Leadership support is crucial from ideation over implementation to normal operations. If they don’t back you, you’re doomed. Leadership is often enthusiastic by the idea and happy to sponsor the project until things tend to go below the Mason Dixon line. Doing projects is not a playdate with unicorns and every project flirts with the Mason Dixon line at some point. But a strong leadership team continues to support the project, and more importantly continues to believe in the capabilities of the project team and will back you up during these difficult times. When your leadership is weak and feels the heat below their feet, they might do a 180° on the project to save their own career. We are not talking about pulling the plug because the project is as dead as a doornail, but rather about putting individual needs above the collective needs of the project (and organization). The latter means trouble. And big time.
Leadership is a walking billboard for your project and crucial to get the message across the organization. In support of the leadership, management is also key to the success of the project and especially if they are the end user.
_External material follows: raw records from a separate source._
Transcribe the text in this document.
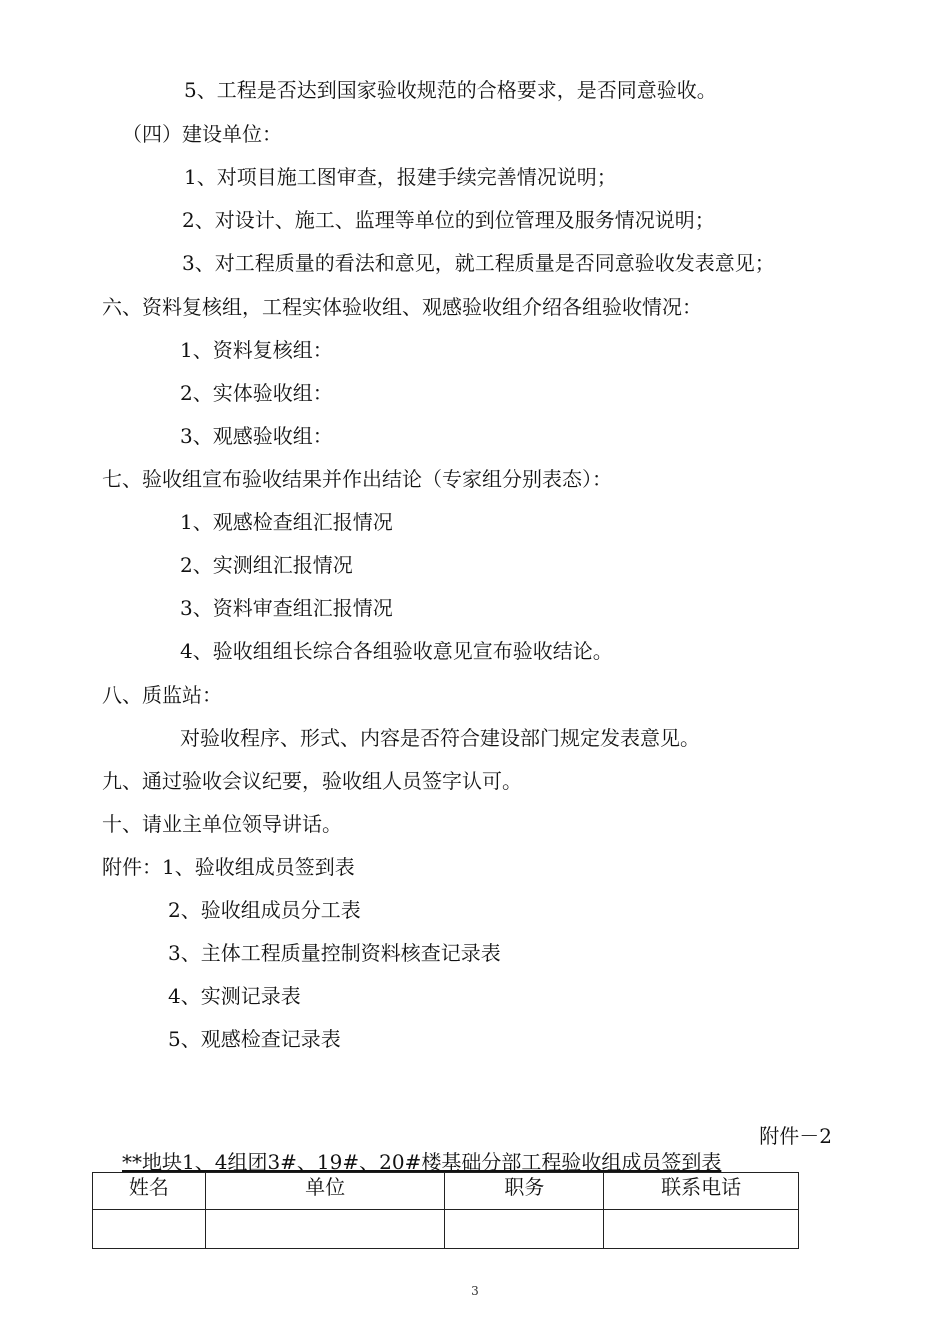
5、工程是否达到国家验收规范的合格要求，是否同意验收。
（四）建设单位：
1、对项目施工图审查，报建手续完善情况说明；
2、对设计、施工、监理等单位的到位管理及服务情况说明；
3、对工程质量的看法和意见，就工程质量是否同意验收发表意见；
六、资料复核组，工程实体验收组、观感验收组介绍各组验收情况：
1、资料复核组：
2、实体验收组：
3、观感验收组：
七、验收组宣布验收结果并作出结论（专家组分别表态）：
1、观感检查组汇报情况
2、实测组汇报情况
3、资料审查组汇报情况
4、验收组组长综合各组验收意见宣布验收结论。
八、质监站：
对验收程序、形式、内容是否符合建设部门规定发表意见。
九、通过验收会议纪要，验收组人员签字认可。
十、请业主单位领导讲话。
附件：1、验收组成员签到表
2、验收组成员分工表
3、主体工程质量控制资料核查记录表
4、实测记录表
5、观感检查记录表
附件－2
**地块1、4组团3#、19#、20#楼基础分部工程验收组成员签到表
姓名	单位	职务	联系电话

3
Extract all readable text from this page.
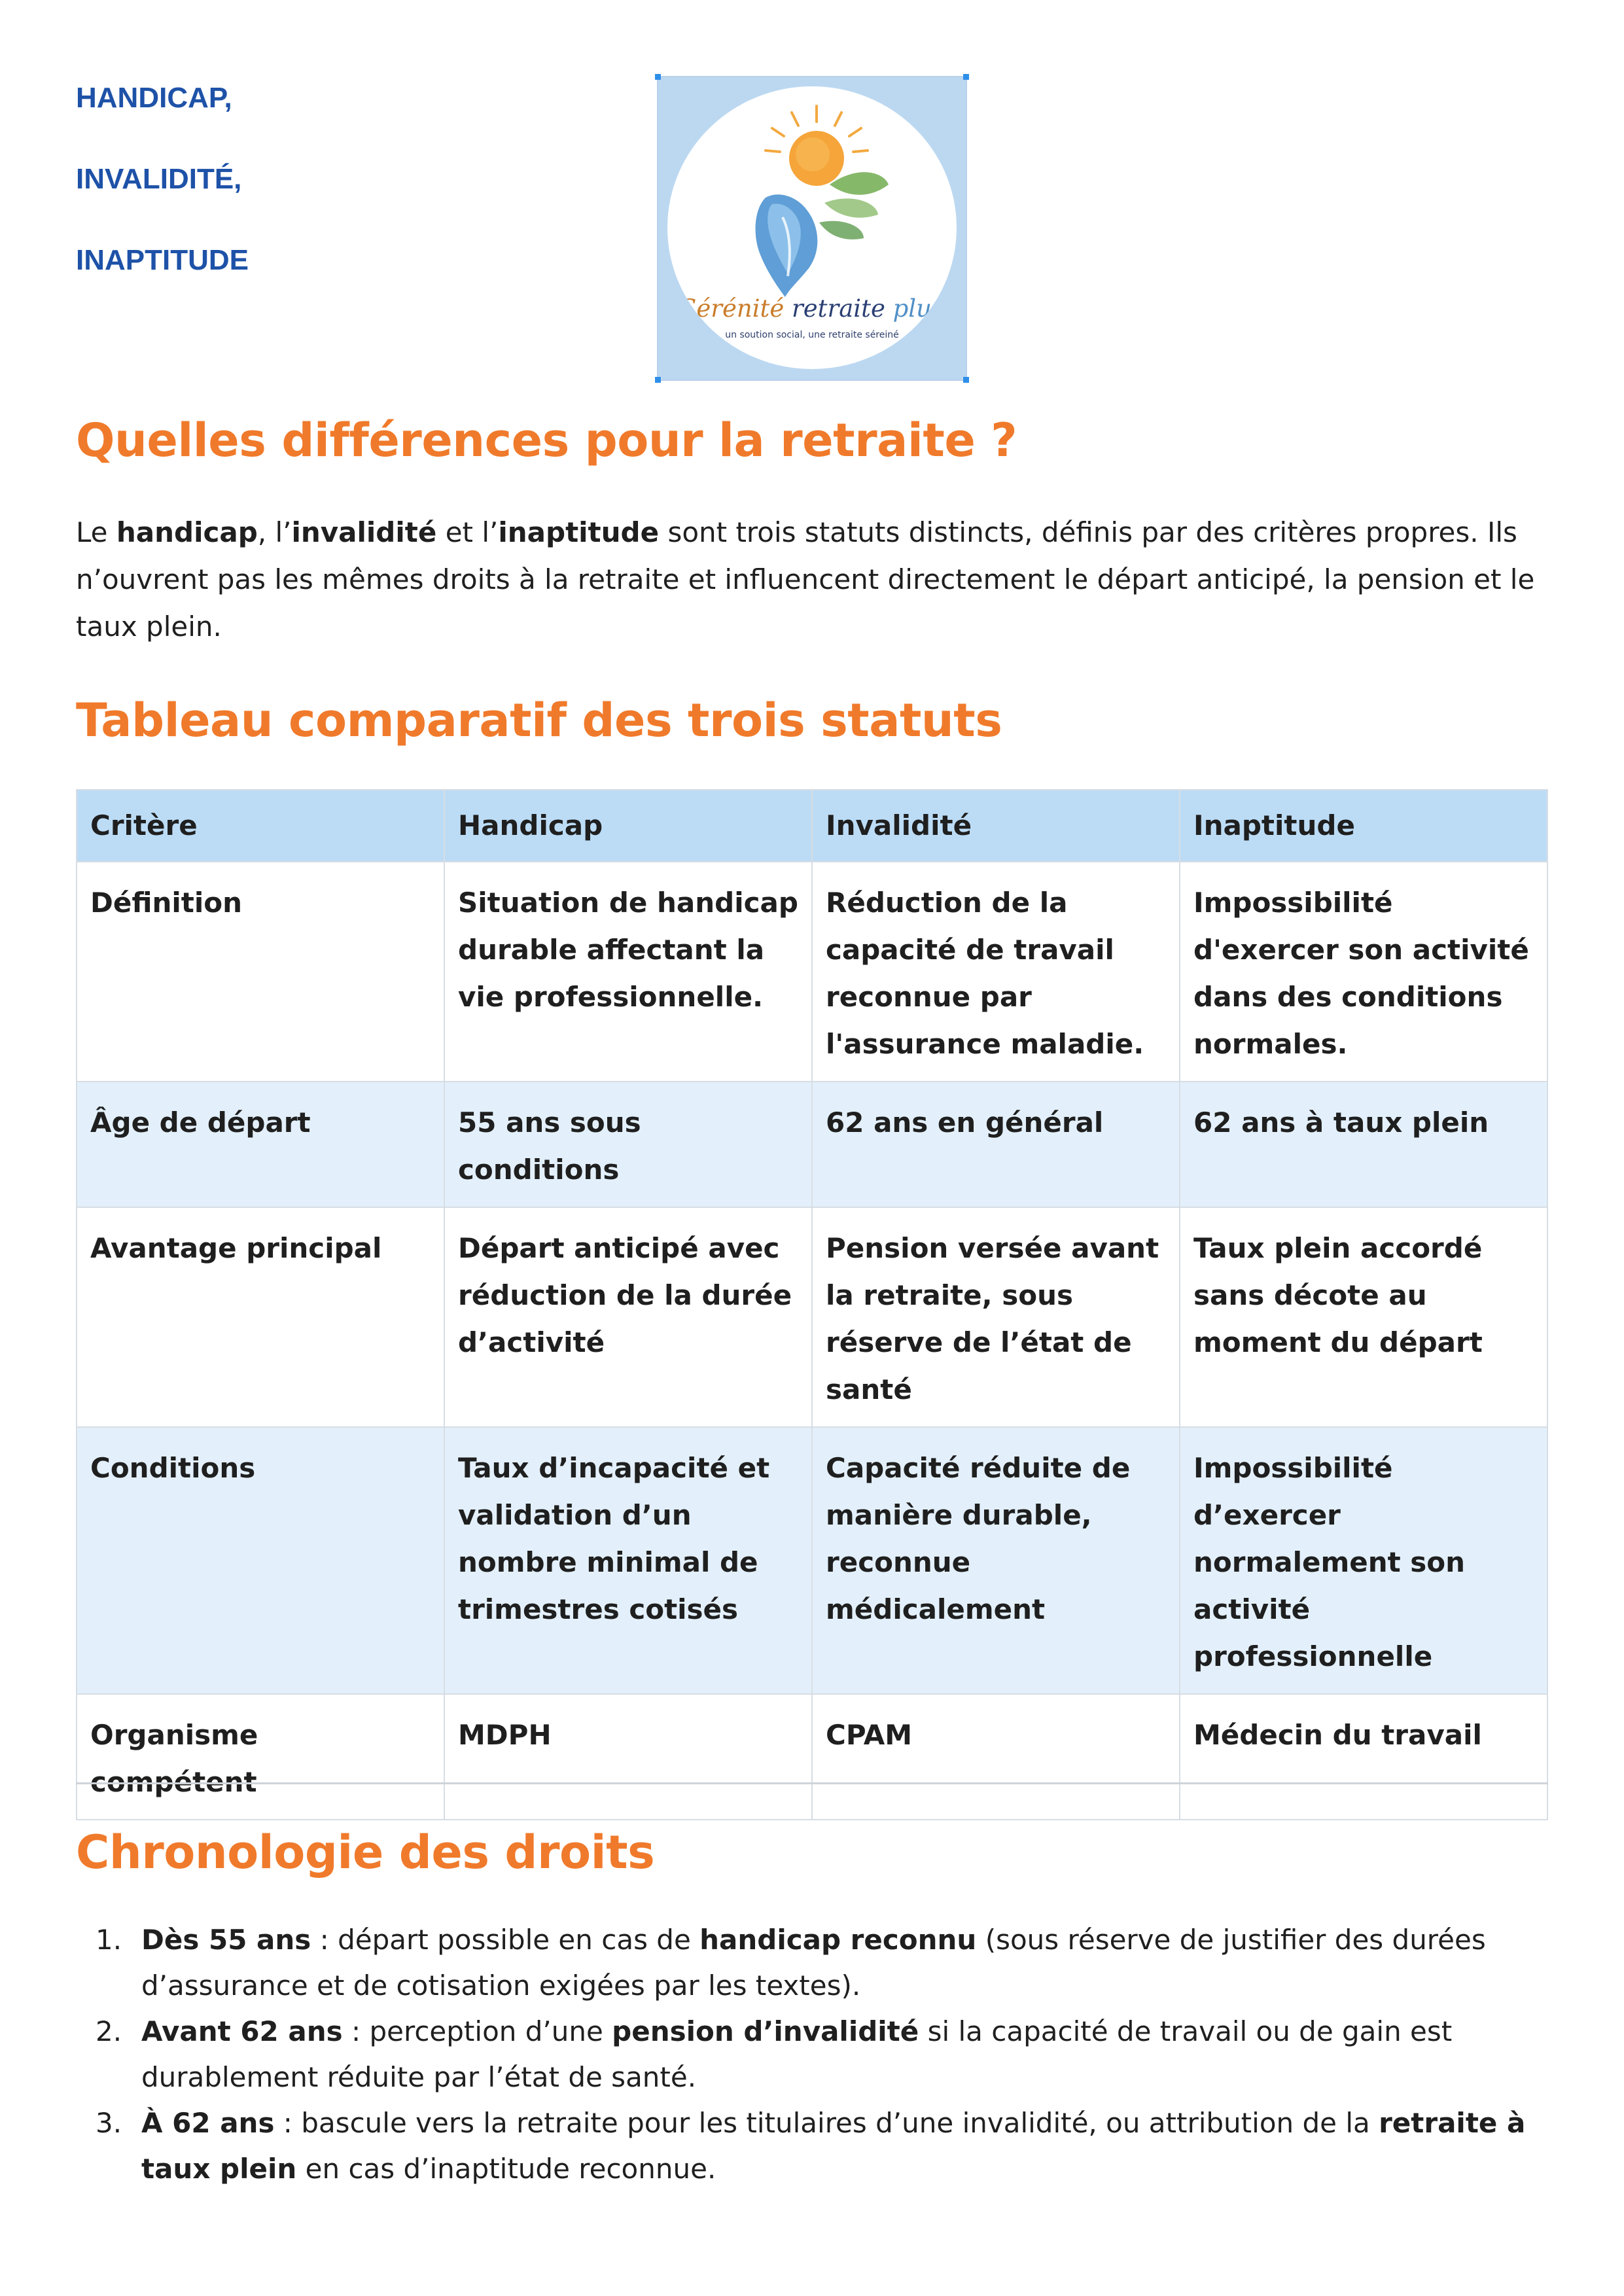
HANDICAP,
INVALIDITÉ,
INAPTITUDE
Sérénité retraite plus
un soution social, une retraite séreiné
Quelles différences pour la retraite ?

Le handicap, l’invalidité et l’inaptitude sont trois statuts distincts, définis par des critères propres. Ils n’ouvrent pas les mêmes droits à la retraite et influencent directement le départ anticipé, la pension et le taux plein.

Tableau comparatif des trois statuts
Critère	Handicap	Invalidité	Inaptitude
Définition	Situation de handicap durable affectant la vie professionnelle.	Réduction de la capacité de travail reconnue par l'assurance maladie.	Impossibilité d'exercer son activité dans des conditions normales.
Âge de départ	55 ans sous conditions	62 ans en général	62 ans à taux plein
Avantage principal	Départ anticipé avec réduction de la durée d’activité	Pension versée avant la retraite, sous réserve de l’état de santé	Taux plein accordé sans décote au moment du départ
Conditions	Taux d’incapacité et validation d’un nombre minimal de trimestres cotisés	Capacité réduite de manière durable, reconnue médicalement	Impossibilité d’exercer normalement son activité professionnelle
Organisme compétent	MDPH	CPAM	Médecin du travail
Chronologie des droits
1. Dès 55 ans : départ possible en cas de handicap reconnu (sous réserve de justifier des durées d’assurance et de cotisation exigées par les textes).
2. Avant 62 ans : perception d’une pension d’invalidité si la capacité de travail ou de gain est durablement réduite par l’état de santé.
3. À 62 ans : bascule vers la retraite pour les titulaires d’une invalidité, ou attribution de la retraite à taux plein en cas d’inaptitude reconnue.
They will translate the business needs and why of the project to their team, creating a much needed support base by getting them excited about the project, upcoming rollout and operational use later on. Kick off change management as soon as possible to get everyone in the organization aligned. Open communication is key and works both ways so listening might get you valuable input.
The operational team
When the A team takes off, the operational team comes in. A project can be delivered successfully, and still fail big time afterwards. This is due to the lack of ownership of the operational team.
So what went wrong? More than often projects are done without even involving the operational team. By the end of the project a handover is scheduled, dropping everything in their lap and off you go. Problem one, they don’t have any feeling with the project as they were not involved. So they might not understand why they need to use new tools or business processes while nothing is wrong with the old ones. They are clearly missing out on the why of the project. Problem two, missing ownership might kill your project faster than you can count to ten. People don’t like change. If you don’t give them the right context, tools and support, they will go back to the old way of working in no time. This is why projects might still fail after a successful go live.
The operational team does not need to be part of the project team to be involved or kept in the loop. It is often even a good idea to not include them in the project team, but always make sure you involve them by:
- Organizing workshops to gather relevant input. They know way more than you. All you have to do is ask, listen and take notes.
- Include them in regular status meetings (not more than once a week!). They take part in the meeting and get an update on steroids.
Believe us. This is not a waste of time!
Project management is obviously our firepower. We love doing projects, big and small, and are very good at it. It’s like our brains are wired like that. Over the years we have done (and saved) a lot of projects, even those that were already below the Mason Dixon line before it was dropped in our lap. This gave us the chance and expertise to develop our own project methodology EASD. Is this the answer to the huge failure rates in project management? Hell no but it is a good start! EASD is an agile methodology that allows you to effectively manage your projects while optimizing the ownership from stakeholders. It stimulates involvement and increases the quality of the output drastically, while reducing time spent on the project.
Disclosure: We know that the mind-blowing project failure rates are not limited to HR. Projects fail elsewhere too. And big time. But we’re in the HR business, so we limited our point of view to HR.